Exhibition

  • Incense Sweaters & Ice
    Martine Syms
    Artist
    Jocelyn Miller
    Curator
    Museum of Modern Art, New York
    May 27, 2017 to Jul 16, 2017
  • GRANTEE
    Martine Syms
    GRANT YEAR
    2017

Martine Syms, Incense, Sweaters, and Ice (still 1), 2017, Los Angeles. Courtesy of the artist.

Incense Sweaters & Ice is a new feature film inspired by the idea that anything one does while being watched is a performance. The film follows three protagonists—Mrs. Queen Esther Bernetta White, Girl, and WB ("Whiteboy")—as they navigate the dramas of surveillance, moving between looking, being looked at, and remaining unseen. The film is a meditation on the three cities in which it is set—Los Angeles, California; St. Louis, Missouri; and Clarksdale, Mississippi—and how place lives on in its subjects, informing emotional and gestural landscapes across generations. The cities provide a backdrop for the psycho-geographic exploration of the development of language, movement, and representation, as observed in black female entertainers. The exhibition will be hosted by the Museum of Modern Art, as part of the Elaine Dannheisser Project Series.

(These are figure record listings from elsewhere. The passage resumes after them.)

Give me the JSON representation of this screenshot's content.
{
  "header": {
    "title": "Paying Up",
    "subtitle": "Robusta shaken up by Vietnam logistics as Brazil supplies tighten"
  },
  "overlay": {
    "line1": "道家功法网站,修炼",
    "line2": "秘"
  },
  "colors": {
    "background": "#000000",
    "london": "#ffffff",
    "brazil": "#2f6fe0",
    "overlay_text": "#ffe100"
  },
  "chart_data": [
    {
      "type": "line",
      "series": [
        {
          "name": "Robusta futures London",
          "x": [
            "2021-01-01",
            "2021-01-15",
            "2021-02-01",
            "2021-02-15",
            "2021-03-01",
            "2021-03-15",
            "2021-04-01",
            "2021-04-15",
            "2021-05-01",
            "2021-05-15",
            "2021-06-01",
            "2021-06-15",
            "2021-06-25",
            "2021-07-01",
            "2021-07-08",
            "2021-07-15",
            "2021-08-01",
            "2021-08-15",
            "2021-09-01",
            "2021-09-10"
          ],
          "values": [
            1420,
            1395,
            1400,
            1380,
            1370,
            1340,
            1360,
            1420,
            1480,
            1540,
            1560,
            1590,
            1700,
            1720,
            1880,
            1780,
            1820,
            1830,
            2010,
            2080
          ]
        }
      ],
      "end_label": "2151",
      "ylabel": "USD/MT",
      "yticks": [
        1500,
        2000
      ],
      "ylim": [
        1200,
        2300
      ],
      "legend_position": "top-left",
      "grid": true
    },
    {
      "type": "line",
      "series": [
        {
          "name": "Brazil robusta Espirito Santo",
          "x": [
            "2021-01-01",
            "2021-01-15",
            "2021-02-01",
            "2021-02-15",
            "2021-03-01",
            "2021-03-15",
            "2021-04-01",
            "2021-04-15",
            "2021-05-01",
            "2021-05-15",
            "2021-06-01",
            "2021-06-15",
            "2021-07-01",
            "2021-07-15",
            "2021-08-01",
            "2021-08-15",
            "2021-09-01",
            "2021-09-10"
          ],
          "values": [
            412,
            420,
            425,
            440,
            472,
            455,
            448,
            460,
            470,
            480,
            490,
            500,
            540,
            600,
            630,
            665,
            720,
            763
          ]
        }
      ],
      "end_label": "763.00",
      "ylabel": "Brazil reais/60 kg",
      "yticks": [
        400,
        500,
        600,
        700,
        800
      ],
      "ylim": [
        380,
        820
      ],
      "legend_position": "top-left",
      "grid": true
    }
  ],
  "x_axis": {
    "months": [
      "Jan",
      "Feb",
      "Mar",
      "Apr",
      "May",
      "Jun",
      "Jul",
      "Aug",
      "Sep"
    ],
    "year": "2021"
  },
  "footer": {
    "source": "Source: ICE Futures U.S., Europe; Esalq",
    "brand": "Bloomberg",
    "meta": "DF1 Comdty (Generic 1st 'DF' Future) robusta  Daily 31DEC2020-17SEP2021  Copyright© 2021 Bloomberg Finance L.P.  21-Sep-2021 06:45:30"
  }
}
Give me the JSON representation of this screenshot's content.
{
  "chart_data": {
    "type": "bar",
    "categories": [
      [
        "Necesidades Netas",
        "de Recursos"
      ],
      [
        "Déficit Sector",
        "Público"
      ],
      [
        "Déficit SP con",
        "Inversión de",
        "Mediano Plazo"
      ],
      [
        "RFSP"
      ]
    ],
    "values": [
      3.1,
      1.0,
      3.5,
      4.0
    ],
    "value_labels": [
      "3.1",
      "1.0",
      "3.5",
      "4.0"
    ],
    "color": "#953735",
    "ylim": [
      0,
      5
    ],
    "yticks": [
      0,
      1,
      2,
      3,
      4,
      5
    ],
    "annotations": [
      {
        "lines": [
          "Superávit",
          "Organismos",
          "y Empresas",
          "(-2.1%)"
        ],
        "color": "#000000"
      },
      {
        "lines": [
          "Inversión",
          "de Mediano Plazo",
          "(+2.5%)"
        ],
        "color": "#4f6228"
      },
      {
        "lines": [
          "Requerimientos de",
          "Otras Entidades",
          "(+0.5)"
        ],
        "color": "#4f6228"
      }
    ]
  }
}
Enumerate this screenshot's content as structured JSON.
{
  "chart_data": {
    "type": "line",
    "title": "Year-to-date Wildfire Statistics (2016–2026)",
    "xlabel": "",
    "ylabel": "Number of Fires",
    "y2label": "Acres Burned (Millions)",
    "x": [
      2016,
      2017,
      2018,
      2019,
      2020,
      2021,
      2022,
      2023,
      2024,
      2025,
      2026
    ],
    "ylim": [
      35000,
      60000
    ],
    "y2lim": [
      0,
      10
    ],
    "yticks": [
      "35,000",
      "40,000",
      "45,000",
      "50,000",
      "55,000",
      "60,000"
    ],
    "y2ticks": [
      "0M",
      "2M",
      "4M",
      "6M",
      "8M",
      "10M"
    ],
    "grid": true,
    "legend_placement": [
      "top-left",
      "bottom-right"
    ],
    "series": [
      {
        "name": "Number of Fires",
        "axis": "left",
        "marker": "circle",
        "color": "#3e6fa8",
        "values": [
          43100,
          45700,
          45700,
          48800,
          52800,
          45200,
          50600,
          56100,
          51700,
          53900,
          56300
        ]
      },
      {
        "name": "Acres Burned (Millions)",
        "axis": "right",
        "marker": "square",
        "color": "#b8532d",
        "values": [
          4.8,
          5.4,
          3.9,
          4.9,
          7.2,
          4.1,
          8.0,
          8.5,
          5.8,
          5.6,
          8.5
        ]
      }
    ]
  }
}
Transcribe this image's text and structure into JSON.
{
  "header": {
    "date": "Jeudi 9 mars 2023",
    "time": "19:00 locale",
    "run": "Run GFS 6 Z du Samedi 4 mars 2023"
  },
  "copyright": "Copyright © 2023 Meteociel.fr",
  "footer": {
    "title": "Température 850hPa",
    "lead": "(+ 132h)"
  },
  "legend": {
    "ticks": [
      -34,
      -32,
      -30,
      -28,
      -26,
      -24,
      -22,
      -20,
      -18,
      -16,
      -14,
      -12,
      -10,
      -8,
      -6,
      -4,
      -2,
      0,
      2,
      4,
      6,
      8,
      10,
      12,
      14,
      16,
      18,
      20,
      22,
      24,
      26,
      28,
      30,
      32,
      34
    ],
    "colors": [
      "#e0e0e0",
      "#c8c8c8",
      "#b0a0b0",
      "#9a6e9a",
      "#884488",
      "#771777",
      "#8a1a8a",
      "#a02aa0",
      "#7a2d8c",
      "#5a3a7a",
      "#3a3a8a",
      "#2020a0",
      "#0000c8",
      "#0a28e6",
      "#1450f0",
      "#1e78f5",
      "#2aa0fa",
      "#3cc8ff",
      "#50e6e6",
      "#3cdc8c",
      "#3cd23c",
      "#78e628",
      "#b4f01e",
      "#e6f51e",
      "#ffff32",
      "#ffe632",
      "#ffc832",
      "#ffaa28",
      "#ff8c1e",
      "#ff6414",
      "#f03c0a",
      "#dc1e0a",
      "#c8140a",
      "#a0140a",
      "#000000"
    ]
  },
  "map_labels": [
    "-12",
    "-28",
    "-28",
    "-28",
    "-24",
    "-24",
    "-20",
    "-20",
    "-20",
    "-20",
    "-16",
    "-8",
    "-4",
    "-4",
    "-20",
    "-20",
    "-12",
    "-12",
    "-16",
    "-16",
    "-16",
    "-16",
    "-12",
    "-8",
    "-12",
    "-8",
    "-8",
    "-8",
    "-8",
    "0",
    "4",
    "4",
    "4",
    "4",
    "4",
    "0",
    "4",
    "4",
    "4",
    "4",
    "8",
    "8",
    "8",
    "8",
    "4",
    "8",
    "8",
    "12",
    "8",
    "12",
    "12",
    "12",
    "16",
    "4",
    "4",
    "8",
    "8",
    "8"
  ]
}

Martine Syms works in video, performance, and publishing. She received her BFA from the School of the Art Institute of Chicago. Her work has been shown at Hammer Museum, Los Angeles (2016); the Berlin Biennale (2016); Manifesta, Zurich (2016); the ICA London (2016); Bridget Donahue, New York (2015); the Gene Siskel Film Center, Chicago (2015); White Flag Projects, St. Louis (2015); the Studio Museum in Harlem, New York (2014); 356 S. Mission Rd., Los Angeles (2014); the Institute of Contemporary Art, Philadelphia (2012); and the Museum of Contemporary Art, Chicago (2011). Her work was featured in Surround Audience, the New Museum’s 2015 Triennial. From 2007 to 2011, Syms was codirector of Golden Age, a project space in Chicago focused on printed matter; she is also the founder of Dominica, an independent publishing company dedicated to exploring blackness as a topic, reference, marker, and audience in visual culture.